Nell’ottobre 2015, dopo aver pubblicato un articolo di Vincent Schilling che invitava a non festeggiare il Columbus Day, ricevemmo giusto un paio di mail contrariate, lettori che con pieno diritto contestavano le ricostruzioni storiche di eccidi, stupri e sfruttamenti perpetrati dall’esploratore ligure.
Ebbene, è naturale che di fronte alla “rivisitazione” di figure mitiche, soprattutto se santi, navigatori ed eroi, la gente si schieri, o a favore della tradizione o con chi tenta di metterla in dubbio.
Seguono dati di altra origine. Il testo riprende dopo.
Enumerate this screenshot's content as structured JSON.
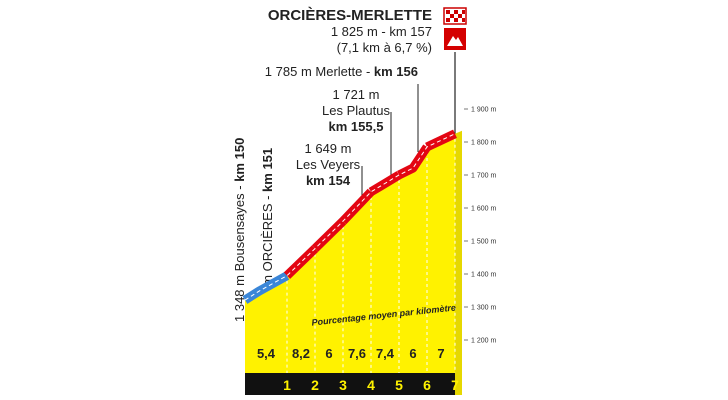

Ma non è che appartenere alla seconda categoria comporti necessariamente l’adesione all’ennesima trovata progressista mainstream terzomondista eccetera, quella di moda in questa stagione estiva 2017, ossia la frantumazione dei simboli politicamente scorretti, dalla protostoria alla seconda guerra mondiale.
Le statue di Colombo… presenti in ogni angolo della terra, in America per ovvi motivi, in Spagna perché lì lo credono spagnolo, nelle decine di comuni della riviera ligure che gli hanno dato i natali… stanno a rappresentare l’uomo che ha aperto una via tra due continenti. Punto.
Se il compagno sindaco di New York considera persino questo secondo aspetto una iattura, abbatta pure le statue del Genovese, ma faccia anche la cortesia di tornarsene da dove sono arrivati i suoi antenati, restituendo Manhattan agli indiani algonchini.